I wonder if other animals have ever felt that way.

Maybe there is some small, quiet, universe-sized kernel inside the terror of all prey that is piteous of the predator.

And maybe the trick in life is to climb inside of that space and wait until its all over.

We met at the right time, that dog and I. I was too small to fight back.

But If we had met 20 years later, when I was tall and I could scream

i would have beat him and jabbed a burning stick in his muzzle because that is how human beings run this spinning grave we call home.

There wasn't a lot of time to sketch this week, but here is The Pilot of Resentment. (As always, you can click to see it in detail.)

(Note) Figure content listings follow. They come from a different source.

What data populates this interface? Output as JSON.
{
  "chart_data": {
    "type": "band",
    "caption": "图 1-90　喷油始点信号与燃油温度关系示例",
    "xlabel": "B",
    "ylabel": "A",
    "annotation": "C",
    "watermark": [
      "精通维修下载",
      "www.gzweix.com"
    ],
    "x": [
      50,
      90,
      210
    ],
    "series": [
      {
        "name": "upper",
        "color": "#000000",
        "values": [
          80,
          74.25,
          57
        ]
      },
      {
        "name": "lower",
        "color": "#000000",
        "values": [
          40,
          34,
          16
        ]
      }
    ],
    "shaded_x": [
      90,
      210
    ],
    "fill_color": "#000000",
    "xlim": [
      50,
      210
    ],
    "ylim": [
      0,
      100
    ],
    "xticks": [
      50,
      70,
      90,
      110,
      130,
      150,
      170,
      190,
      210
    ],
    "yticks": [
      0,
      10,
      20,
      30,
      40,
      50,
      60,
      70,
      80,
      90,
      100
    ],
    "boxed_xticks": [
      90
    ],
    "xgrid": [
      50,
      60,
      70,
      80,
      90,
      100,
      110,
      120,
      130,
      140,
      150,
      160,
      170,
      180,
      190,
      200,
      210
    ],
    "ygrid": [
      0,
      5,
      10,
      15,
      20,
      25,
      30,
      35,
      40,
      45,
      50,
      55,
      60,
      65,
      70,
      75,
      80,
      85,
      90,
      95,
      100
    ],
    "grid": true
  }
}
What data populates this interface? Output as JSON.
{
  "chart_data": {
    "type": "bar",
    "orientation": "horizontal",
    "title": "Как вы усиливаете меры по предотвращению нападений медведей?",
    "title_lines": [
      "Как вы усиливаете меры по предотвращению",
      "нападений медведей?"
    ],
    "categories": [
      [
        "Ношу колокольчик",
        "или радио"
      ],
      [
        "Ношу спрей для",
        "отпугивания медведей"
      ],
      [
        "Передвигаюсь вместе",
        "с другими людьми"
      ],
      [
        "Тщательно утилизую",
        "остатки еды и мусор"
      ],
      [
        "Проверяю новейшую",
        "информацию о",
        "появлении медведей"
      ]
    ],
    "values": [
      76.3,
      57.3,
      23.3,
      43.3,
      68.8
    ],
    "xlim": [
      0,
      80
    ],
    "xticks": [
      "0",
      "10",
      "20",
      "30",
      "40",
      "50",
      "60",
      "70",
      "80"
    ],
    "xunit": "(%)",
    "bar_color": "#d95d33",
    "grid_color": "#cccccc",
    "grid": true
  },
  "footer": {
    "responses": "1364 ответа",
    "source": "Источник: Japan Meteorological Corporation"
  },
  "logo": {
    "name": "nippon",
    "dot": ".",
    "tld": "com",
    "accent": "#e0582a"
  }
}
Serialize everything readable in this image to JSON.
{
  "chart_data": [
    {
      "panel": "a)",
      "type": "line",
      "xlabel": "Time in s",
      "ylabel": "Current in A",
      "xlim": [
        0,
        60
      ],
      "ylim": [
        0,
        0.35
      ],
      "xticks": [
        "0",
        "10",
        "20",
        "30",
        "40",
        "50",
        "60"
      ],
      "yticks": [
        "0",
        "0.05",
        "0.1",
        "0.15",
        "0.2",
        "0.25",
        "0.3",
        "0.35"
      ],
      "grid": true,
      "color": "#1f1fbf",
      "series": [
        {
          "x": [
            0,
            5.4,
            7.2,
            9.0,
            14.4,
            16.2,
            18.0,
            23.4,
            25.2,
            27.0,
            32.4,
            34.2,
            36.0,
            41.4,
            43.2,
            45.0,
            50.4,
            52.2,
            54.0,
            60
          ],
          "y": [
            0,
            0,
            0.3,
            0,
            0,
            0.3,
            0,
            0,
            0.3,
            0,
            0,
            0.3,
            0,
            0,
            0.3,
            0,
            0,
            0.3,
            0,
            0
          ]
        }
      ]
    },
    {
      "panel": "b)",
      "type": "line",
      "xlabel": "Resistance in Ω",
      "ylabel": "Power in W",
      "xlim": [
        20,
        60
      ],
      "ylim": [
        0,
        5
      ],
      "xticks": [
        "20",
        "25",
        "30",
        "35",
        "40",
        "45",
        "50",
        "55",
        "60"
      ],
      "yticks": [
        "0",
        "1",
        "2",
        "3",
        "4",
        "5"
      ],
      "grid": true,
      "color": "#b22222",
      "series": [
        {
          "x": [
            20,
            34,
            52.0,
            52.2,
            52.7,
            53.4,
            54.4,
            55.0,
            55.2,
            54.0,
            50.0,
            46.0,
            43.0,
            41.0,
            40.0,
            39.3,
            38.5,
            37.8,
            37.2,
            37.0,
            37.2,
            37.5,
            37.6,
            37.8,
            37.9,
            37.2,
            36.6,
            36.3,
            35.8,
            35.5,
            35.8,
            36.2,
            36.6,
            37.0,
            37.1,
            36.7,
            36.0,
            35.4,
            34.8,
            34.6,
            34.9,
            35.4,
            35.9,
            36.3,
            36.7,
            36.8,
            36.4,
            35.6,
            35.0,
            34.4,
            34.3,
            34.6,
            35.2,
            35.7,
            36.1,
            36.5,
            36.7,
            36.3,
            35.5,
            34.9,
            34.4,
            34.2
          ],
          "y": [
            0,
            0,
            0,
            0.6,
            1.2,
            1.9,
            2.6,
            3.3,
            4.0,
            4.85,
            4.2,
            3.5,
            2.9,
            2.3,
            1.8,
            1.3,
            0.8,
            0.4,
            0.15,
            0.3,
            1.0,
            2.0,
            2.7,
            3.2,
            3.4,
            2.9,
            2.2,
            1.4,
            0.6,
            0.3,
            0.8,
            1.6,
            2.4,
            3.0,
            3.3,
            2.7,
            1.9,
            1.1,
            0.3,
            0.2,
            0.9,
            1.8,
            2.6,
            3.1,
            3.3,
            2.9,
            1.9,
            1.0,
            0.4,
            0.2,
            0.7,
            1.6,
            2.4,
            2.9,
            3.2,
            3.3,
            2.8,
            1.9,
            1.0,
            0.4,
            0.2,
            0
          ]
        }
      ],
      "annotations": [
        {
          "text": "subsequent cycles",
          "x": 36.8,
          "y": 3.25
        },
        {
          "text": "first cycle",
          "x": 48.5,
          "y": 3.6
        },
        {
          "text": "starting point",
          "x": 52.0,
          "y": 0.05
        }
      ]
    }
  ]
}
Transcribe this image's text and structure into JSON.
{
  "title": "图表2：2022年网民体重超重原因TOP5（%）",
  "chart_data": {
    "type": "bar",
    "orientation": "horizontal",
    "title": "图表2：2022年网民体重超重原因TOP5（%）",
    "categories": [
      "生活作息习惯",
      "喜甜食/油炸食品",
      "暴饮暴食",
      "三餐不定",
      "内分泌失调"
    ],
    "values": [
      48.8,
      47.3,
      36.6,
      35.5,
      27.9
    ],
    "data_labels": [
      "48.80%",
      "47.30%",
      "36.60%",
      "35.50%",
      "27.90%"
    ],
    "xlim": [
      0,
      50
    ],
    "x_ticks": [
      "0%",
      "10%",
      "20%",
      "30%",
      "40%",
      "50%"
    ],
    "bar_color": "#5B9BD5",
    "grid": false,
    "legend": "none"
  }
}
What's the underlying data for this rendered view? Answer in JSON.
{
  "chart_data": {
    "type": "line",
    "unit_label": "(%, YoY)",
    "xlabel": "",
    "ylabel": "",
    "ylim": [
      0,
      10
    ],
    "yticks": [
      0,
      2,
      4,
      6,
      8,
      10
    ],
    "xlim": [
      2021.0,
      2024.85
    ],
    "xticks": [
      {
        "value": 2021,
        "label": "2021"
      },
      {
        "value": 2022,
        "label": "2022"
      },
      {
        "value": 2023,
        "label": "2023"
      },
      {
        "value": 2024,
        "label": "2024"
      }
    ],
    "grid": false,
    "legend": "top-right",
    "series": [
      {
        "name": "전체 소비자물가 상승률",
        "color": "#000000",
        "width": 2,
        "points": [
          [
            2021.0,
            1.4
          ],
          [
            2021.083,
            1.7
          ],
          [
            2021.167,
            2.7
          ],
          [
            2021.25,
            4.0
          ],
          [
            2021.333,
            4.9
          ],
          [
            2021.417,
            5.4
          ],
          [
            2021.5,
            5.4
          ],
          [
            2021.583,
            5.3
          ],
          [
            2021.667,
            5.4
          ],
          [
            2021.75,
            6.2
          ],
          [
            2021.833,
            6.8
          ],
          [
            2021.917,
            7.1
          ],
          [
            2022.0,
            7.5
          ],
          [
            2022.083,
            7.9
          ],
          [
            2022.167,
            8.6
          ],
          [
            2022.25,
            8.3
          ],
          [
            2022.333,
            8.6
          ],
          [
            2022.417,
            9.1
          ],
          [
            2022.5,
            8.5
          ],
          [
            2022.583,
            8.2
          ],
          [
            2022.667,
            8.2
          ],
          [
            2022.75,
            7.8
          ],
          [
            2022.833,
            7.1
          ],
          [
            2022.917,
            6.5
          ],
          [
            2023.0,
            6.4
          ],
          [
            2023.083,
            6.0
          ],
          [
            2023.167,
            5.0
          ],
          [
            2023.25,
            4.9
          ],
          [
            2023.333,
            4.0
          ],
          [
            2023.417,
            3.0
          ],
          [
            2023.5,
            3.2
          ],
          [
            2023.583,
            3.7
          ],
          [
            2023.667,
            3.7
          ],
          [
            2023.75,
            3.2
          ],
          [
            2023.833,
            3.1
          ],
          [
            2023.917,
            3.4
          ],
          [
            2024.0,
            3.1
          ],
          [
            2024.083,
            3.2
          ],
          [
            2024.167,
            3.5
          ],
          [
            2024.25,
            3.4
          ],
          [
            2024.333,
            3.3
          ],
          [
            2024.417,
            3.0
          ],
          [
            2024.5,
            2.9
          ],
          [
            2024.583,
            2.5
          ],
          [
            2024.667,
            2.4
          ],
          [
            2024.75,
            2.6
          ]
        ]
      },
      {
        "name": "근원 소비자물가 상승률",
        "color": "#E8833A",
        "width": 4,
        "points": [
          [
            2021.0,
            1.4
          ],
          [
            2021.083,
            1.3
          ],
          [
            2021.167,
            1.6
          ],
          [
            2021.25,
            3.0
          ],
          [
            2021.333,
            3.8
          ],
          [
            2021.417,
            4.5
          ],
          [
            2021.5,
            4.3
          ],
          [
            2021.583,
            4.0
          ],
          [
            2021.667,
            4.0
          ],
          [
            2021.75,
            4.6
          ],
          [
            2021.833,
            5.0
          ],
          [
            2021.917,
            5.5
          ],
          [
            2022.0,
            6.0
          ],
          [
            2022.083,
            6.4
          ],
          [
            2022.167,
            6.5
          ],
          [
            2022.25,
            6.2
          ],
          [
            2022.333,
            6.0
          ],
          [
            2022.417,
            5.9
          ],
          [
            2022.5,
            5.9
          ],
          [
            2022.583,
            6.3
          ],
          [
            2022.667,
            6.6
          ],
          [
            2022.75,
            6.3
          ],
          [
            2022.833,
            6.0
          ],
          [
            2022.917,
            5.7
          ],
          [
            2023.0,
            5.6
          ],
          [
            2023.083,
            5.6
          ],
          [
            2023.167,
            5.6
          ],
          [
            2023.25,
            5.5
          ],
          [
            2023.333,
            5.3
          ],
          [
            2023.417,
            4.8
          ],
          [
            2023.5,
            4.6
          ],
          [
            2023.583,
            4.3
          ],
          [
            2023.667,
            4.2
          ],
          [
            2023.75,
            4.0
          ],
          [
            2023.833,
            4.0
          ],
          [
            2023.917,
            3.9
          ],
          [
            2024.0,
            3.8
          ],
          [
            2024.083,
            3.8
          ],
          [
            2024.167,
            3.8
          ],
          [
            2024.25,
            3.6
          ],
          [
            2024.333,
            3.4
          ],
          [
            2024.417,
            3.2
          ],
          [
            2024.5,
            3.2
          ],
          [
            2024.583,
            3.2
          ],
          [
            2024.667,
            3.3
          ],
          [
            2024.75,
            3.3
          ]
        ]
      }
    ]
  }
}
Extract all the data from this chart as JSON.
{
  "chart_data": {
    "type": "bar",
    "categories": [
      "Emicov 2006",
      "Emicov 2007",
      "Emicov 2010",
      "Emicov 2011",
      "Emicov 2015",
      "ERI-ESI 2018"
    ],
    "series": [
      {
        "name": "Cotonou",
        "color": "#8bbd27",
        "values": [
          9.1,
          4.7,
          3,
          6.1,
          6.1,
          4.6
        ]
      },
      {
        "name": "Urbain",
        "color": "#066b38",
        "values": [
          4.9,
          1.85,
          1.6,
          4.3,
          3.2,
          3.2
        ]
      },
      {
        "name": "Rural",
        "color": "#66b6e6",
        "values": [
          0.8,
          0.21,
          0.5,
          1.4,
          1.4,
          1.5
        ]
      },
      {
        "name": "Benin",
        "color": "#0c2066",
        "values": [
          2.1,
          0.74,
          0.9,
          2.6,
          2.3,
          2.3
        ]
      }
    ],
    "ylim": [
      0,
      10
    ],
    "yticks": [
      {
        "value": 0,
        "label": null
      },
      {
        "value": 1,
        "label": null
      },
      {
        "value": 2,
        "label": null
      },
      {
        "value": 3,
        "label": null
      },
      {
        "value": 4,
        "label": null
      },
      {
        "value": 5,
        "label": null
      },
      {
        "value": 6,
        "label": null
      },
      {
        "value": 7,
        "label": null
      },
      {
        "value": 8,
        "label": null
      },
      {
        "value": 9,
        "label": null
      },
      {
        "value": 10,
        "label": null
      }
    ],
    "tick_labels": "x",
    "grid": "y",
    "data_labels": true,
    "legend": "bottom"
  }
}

I'm pretty sure he was the pilot of the plane in this painting. He kept a journal, and you can read it if you follow the QR code found in that painting

Duncan, Dan and Emil

Duncan Trussel recently did a live podcast where he talks with Dan Harmon and his friend Emil Amos. You can hear it here: http://duncantrussell.com/live-from-the-improv/. Duncan and his enthusiasm is infectious, and while the conversation does take some sidebars into late-night dorm room stoner talk, it's well worth it for the few gems of conversation that they unearth. If you're a podcast enthusiast, I suggest listening to the whole thing. Especially for people interested in creative processes, Bugs Bunny as the perfect id and the sticky stuff in gingerbread men that gets all over expressions.

Here's a link to the podcast on youtube: http://youtu.be/6oObdUM5P1Q

Fast forward to 29:00 to hear Emil Amos do a version of the theme from MASH that's pretty incredible. He may not be everyone's cup of tea, but I admire his courage as a singer. He's putting it on Front Street.

Around 45:00 Dan Harmon reads an essay from his book. Actually it's not an essay it's a passive-aggressive post from his myspace blog circa 2008. It's cringeworthy in the way it showcases how people wrote on the internet at that time. If you had a blog or a livejournal in the beginning of the internet, you will recognize the tone of the thing, and it might make you embarrassed for him. You can also hear him struggling with his voice as a writer. Then, in the middle, something incredible happens. He points at something universal and huge. It's like he picks up this rock and begins smashing it on the ground for a while like an ape, and somehow by the time he's done, he's cracked open the thing and there's a gleaming and sparkling geode inside. It's an amazing magic trick with words.

Thank you all again, I hope you have a beautiful week.